Looking for a great dish to serve to omnivore guests or your vegetarian family? Try this vegetarian taco casserole. I've made it for many over the last decade and everyone has always loved it. Even the kids love this one!
You can easily make it in indivudal serving dishes, as well as in one large baking dish.
It also works out well if you want to make it earlier in the day, put it in the fridge and then pop it in the oven when they arrive (that way you have all the work and clean-up done).
Vegetarian Taco Casserole
2 cups yellow corn tortilla chips, broken into small pieces
1 large onion, chopped
1 large bell pepper, chopped
1 Tablespoon canola oil
2 cloves garlic, minced
1 cup frozen hash browns
1 can chopped green chilies
3 cups cooked long grain or brown rice
1 cup salsa (medium or mild)
1 Tablespoons hot chili powder
1 Tablespoons cumin
1 Tablespoon oregano
1 can fat free refried beans (pinto or black)

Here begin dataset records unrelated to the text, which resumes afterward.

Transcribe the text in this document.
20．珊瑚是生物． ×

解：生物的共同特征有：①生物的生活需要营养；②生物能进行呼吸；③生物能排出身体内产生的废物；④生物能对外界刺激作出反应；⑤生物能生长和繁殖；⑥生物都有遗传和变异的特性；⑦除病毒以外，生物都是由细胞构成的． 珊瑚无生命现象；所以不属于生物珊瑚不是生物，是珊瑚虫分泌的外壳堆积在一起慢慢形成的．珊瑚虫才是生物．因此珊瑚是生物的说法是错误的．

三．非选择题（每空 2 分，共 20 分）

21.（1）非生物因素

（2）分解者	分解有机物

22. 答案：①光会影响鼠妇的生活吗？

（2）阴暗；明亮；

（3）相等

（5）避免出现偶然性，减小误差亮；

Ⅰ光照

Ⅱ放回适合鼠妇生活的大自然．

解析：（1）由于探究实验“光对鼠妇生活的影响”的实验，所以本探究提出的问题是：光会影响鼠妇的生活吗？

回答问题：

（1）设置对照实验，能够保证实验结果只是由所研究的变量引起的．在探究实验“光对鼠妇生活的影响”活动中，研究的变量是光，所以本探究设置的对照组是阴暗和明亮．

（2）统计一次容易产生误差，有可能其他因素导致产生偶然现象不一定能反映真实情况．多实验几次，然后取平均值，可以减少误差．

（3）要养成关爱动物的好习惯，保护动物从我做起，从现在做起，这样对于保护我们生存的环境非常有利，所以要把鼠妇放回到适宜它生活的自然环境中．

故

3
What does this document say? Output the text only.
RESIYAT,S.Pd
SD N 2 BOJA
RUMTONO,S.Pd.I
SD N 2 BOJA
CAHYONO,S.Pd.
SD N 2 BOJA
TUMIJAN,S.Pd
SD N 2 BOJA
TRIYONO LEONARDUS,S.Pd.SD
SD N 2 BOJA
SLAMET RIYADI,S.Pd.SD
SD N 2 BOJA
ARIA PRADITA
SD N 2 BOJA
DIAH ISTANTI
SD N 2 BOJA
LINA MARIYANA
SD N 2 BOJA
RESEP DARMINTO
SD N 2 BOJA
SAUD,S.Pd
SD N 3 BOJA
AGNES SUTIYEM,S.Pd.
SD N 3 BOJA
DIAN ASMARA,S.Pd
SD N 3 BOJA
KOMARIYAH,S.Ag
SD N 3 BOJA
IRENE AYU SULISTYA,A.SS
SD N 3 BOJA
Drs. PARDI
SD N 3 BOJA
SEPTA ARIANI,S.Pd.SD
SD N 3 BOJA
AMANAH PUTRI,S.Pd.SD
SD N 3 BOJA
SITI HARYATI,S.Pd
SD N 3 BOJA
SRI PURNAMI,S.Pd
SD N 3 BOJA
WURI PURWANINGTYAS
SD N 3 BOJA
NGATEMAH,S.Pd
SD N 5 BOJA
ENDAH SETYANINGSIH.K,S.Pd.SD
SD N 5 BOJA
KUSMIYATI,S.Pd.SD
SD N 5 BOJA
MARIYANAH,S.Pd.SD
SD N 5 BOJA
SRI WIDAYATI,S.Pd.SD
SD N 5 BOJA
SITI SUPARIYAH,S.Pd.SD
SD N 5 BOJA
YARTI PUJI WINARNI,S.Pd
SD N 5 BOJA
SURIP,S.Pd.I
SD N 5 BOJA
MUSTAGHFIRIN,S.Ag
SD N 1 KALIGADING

You can choose to either prepare this in individual baking dishes, or in one large 11x9-inch baking dish. Spray your baking dishes with cooking spray. At the bottom of the dish, place the crushed tortilla chips. In a large skill with a little oil, soften the onion, bell pepper, garlic, and hash browns. Combine this mixture in a bowl with the remaining ingredients. Add the entire mixture to the top of the tortilla chips in the baking dish. Optional ingredients (that make it even better) include topping it with shredded vegan cheese, chopped tomatoes, and a few more broken tortilla chips. Put it in a pre-heated oven for around 20 minutes at 350 degrees. Top it with vegan sour crème before serving (optional). Enjoy!